Why CEXs are vulnerable
- Fragmentation & 24/7 trading: uneven depth - coordinated notional has disproportionate impact.
- Altcoins/Perps: thin books + leverage/stops → small series suffice to ignite cascades.
- Limited cross-market transparency: no CAT equivalent; intent is harder to prove, so pattern detection matters.
Comparison: regulated exchanges
Definition & surveillance: Supervisors (e.g. ASIC) explicitly characterise ramping as series of trades in short time producing unusual price movement. FCA cases on "share ramping" show enforcement; EU/UK-MAR addresses momentum-ignition/ramping. Market protections like volatility interruptions, LULD and systematic surveillance detect ramping earlier.
Why early detection is critical – and what's changing in the EU
- Trading costs & risk: Late detection ⇒ entering artificially boosted moves (slippage/whipsaws).
- Systemic effects: In perps, ramping pulses can trigger liquidation chains & quant mis-signals.
- MiCA & transition: Applicable since 30.12.2024; transition until 01.07.2026 per member state - supervisors expect effective controls against behaviour-based anomalies like ramping.
Concrete thresholds / alert rules (E3/E2/E1)
Adaptive per symbol/venue vs 30-day baseline (same time of day). Required: trade tape with aggressor flag, L2 depth; ideal: multiple venues.
E3 (high) – "Series push + follow-through"
- Aggressor share ≥ 85% in a 5-sec window on one side,
- 1-sec return z-score ≥ 3.0 and depth drop ≥ p99,
- Volume follow-through in 10-sec window ≥ p95,
- Cross-venue lead/lag ≤ 1 s to ≥ 1 major reference CEX.

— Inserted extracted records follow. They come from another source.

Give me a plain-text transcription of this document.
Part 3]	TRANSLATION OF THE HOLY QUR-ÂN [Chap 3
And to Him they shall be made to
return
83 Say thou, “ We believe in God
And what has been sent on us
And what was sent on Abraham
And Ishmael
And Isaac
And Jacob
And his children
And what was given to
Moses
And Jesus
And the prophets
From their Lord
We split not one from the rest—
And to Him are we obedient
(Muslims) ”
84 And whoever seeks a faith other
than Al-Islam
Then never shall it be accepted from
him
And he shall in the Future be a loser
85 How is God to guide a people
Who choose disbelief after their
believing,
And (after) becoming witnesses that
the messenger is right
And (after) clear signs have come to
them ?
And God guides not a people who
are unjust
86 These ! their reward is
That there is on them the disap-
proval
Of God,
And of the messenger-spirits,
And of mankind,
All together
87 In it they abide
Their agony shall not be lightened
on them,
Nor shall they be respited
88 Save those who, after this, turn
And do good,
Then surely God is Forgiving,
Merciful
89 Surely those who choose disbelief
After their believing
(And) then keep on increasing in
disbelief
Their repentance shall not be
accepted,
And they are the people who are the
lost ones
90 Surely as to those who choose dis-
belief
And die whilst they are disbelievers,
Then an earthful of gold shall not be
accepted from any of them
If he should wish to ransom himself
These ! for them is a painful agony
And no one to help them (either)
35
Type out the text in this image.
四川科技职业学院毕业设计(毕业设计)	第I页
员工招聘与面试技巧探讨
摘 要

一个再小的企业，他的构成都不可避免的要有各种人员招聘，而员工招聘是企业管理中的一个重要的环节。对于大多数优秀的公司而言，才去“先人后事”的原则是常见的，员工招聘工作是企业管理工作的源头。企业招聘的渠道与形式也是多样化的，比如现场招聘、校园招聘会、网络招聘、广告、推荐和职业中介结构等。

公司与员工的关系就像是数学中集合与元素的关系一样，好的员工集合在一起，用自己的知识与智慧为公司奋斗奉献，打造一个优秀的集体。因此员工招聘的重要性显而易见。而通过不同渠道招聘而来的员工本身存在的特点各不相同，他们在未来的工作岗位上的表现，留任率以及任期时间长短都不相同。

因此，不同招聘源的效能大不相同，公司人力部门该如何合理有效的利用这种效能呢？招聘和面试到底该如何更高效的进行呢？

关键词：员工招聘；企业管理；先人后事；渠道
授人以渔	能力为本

E2 (medium) – "Ladder without news"
- ≥ 3 sweeps in ≤ 15 s with progressive tick moves,
- Aggressor share ≥ 75% in 10-sec window,
- VWAP gap vs mid > p97 while spread remains stable.
E1 (low) – "Pre-alert"
- Series of small similar sizes (± ≤ 10%) with one-sided up/down ticks and no news context → watchlist.
Practical tips (minimising false positives)
- Check news/listings first: fundamental moves can look similar.
- Quote noise ≠ ramping: ramping needs executed trades; OTR spikes without fills are not ramping.
- Separate arb/real flow: broad market moves are coherent across venues; ramping often starts local.
- Calibrate altcoins/perps separately: thin depth → lower thresholds, more false positives; cross-venue checks help.
- Use quantiles, not fixed thresholds: account for intraday seasonality; combine metrics (aggressor share + depth + follow-through).
Why this matters (trader value & compliance)
- For traders: Early detection reduces FOMO fills, improves stop placement / breakout quality, and lowers slippage.
- For operators/compliance: Evidence from aggression series, depth erosion, lead/lag & spillover supports reviews and STORs - in line with MiCA/MAR.
Relevant sources
- ASIC – "Report 215: Australian equity market structure" (2010): ramping definition ("series of trades in short time → unusual price movement").
- FCA – "Market Watch 67/69" (2021/2022): order-book data for detection of market abuse; surveillance practice.
- FCA – Final Notices "Simon Eagle" (2010) & "Graham Betton" (2011): share-ramping cases, sanctions.
- Gandal et al. (2018): "Price manipulation in the Bitcoin ecosystem" – Mt. Gox analysis (linking suspicious trading to BTC rise).
- The Guardian (29 May 2014): "Bitcoin bots bought millions in the last days of Mt Gox" – Willy/Markus bots.
- SEC – complaint filings (e.g. Caroline Ellison & Gary Wang material, Dec 2022): passages on FTT price support through purchases on platforms.
- CFTC/SEC/DoJ – Operation "Token Mirrors" (from Oct 2024): press/filings on manipulative patterns including price-inflating strategies; 2025 pleas/verdicts.
- ESMA – "Statement on MiCA Transitional Measures" (17 Dec 2024) & AMF timetable: application as of 30.12.2024, transition until 01.07.2026 possible.